Hadlerde ve kısasta erkek ve kadın hakkında genel olarak yer
almıştır. Allahu Tealanın; "Dört şahit getirmeleri
gerekmez miydi?"
* ayetindeki "şahitler"
kelimesi erkeği de kadını da kapsamaktadır. Rasulullah (sav)'ın
"Dört şahit bul, aksi takdirde sırtında hadd
vurulur."
* sözündeki "dört" kelimesi
erkeği de kadını da kapsamaktadır. Hadlerde ve cinayetlerde
kadının şahitliğinin caiz olduğunun delili ayetteki şu
ifadelerdir: "Erkeklerinizden de iki şahit tutun"
hemen sonra da: "Eğer iki erkek bulamazsanız bir
erkekle iki kadın (şahit) tutun." Abdullah b.
Amr, şahitlikle ilgili hadiste Rasulullah (sav)'ın şöyle
dediğini rivayet etmektedir:
"İki kadının şehadeti bir
erkeğin şehadetine bedeldir."
*
Ebu Said el- Hudri'den: Şahitlikle ilgili
hadiste Rasulullah (sav) şöyle dedi:
"Bir kadının şahitliği erkeğin
şahitliğinin yarısı değil midir? Biz de, evet ey Allah'ın
Rasülü, dedik."
*
Bu deliller her dava hususunda geneldir. Bu
delilleri, hadlerin ve cinayetlerin dışındakilere tahsis
edecek bir şey bulunmaması nedeniyle bunlar genel olarak
kalırlar.
Rasul (sav)'ün; "iki şahit",
"iki şahit getir" sözleri, ayetteki;
"Erkeklerinizden de iki şahit tutun", "Eğer
iki erkek bulamazsanız bir erkekle iki kadın (şahit)
tutun." ifadeleri gibi olup iki şahit ifadesini
takiben gelmiştir. Dolayısıyla her şahidi kapsamına alır.

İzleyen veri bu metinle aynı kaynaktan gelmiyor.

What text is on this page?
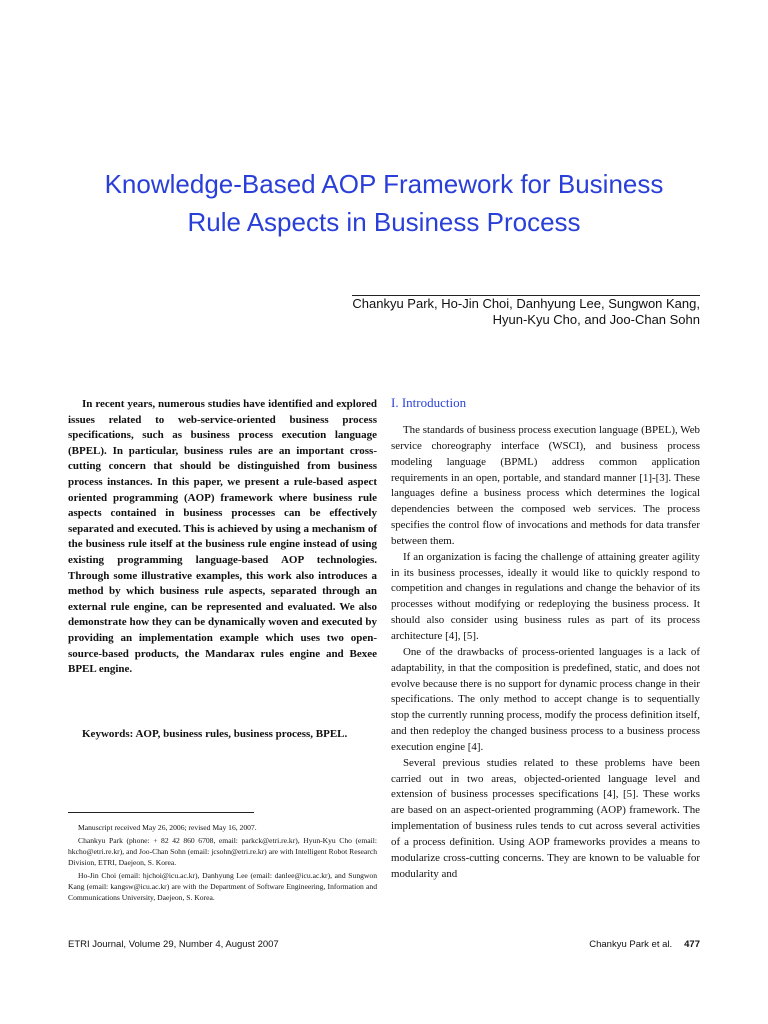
Knowledge-Based AOP Framework for Business
Rule Aspects in Business Process
Chankyu Park, Ho-Jin Choi, Danhyung Lee, Sungwon Kang,
Hyun-Kyu Cho, and Joo-Chan Sohn

In recent years, numerous studies have identified and explored issues related to web-service-oriented business process specifications, such as business process execution language (BPEL). In particular, business rules are an important cross-cutting concern that should be distinguished from business process instances. In this paper, we present a rule-based aspect oriented programming (AOP) framework where business rule aspects contained in business processes can be effectively separated and executed. This is achieved by using a mechanism of the business rule itself at the business rule engine instead of using existing programming language-based AOP technologies. Through some illustrative examples, this work also introduces a method by which business rule aspects, separated through an external rule engine, can be represented and evaluated. We also demonstrate how they can be dynamically woven and executed by providing an implementation example which uses two open-source-based products, the Mandarax rules engine and Bexee BPEL engine.

Keywords: AOP, business rules, business process, BPEL.

Manuscript received May 26, 2006; revised May 16, 2007.

Chankyu Park (phone: + 82 42 860 6708, email: parkck@etri.re.kr), Hyun-Kyu Cho (email: hkcho@etri.re.kr), and Joo-Chan Sohn (email: jcsohn@etri.re.kr) are with Intelligent Robot Research Division, ETRI, Daejeon, S. Korea.

Ho-Jin Choi (email: hjchoi@icu.ac.kr), Danhyung Lee (email: danlee@icu.ac.kr), and Sungwon Kang (email: kangsw@icu.ac.kr) are with the Department of Software Engineering, Information and Communications University, Daejeon, S. Korea.

I. Introduction

The standards of business process execution language (BPEL), Web service choreography interface (WSCI), and business process modeling language (BPML) address common application requirements in an open, portable, and standard manner [1]-[3]. These languages define a business process which determines the logical dependencies between the composed web services. The process specifies the control flow of invocations and methods for data transfer between them.

If an organization is facing the challenge of attaining greater agility in its business processes, ideally it would like to quickly respond to competition and changes in regulations and change the behavior of its processes without modifying or redeploying the business process. It should also consider using business rules as part of its process architecture [4], [5].

One of the drawbacks of process-oriented languages is a lack of adaptability, in that the composition is predefined, static, and does not evolve because there is no support for dynamic process change in their specifications. The only method to accept change is to sequentially stop the currently running process, modify the process definition itself, and then redeploy the changed business process to a business process execution engine [4].

Several previous studies related to these problems have been carried out in two areas, objected-oriented language level and extension of business processes specifications [4], [5]. These works are based on an aspect-oriented programming (AOP) framework. The implementation of business rules tends to cut across several activities of a process definition. Using AOP frameworks provides a means to modularize cross-cutting concerns. They are known to be valuable for modularity and

ETRI Journal, Volume 29, Number 4, August 2007	Chankyu Park et al. 477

Her ne kadar hadis açık bir şekilde bunu belirtmemiş ise de
ayet, net bir şekilde bu anlama işaret etmektedir. Bu nedenle
şahitlikle ilgili deliller; hadleri de cinayetleri de
kapsamaktadır. Buna göre öldürmenin beyyinesi iki şahidin,
iki erkek veya birisi erkek olmak üzere iki kadının
bulunmasıdır. Ancak Rasülün ifadesinin iki şahide nass
oluşturmasından, iki şahit bulunmadıkça şahitliğin
tamamlanmayacağı ve kabul edilmeyeceği anlaşılmaktadır.

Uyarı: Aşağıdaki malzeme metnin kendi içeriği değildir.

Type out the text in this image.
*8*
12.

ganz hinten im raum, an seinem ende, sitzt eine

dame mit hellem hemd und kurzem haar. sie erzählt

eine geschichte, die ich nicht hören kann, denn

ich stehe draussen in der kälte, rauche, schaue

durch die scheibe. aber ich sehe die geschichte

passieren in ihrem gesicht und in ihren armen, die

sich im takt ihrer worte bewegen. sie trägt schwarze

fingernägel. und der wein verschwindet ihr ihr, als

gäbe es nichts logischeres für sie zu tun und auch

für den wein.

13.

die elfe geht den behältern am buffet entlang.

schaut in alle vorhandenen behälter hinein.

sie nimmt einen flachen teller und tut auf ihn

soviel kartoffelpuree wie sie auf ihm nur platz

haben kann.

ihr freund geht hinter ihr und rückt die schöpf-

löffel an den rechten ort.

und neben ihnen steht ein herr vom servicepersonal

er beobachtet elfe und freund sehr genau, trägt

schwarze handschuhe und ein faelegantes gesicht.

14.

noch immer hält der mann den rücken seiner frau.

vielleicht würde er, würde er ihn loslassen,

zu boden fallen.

Dolayısıyla şahitlik; iki erkekle veya biri erkek olmak
üzere iki kadınla veya dört kadının şahitliği ile
tamamlanmaktadır. Şahit sayısı tamamlanmadığı zaman ise
şüphe var demektir. Rasulullah (sav)"ın: "Şüpheli
durumlarda hadleri kaldırınız" sözüne
istinaden de eksik şahadetler hadlerde kabul edilmez. Katlin
beyyinesi hakkında Rasülün söylemiş olduğu: "iki
şahit" ifadesi de şahitliğin tamamlanmasını
gerektiren bir nasstır. Öyleyse cinayet davalarında da
eksikşahitlik kabul edilmez. Dolayısıyla öldürme ile ilgili
tam şahitlik, nasslarda yani hadislerde yer alan şahit
sayısıdır.
Bu hususta geriye yalnızca Malik'in, Zühri'den
rivayet ettiği ve öldürme olaylarında iki erkek şahidin
bulunmasına delil olarak kullanılan şu hadis kalmaktadır:
"Rasulullah (sav)'ın ve ondan sonra gelen iki halifenin
zamanında hadlerde, nikahta ve talakta kadınların
şahitliğinin kabul edilmemesi şeklinde sünnet cereyan etmiştir."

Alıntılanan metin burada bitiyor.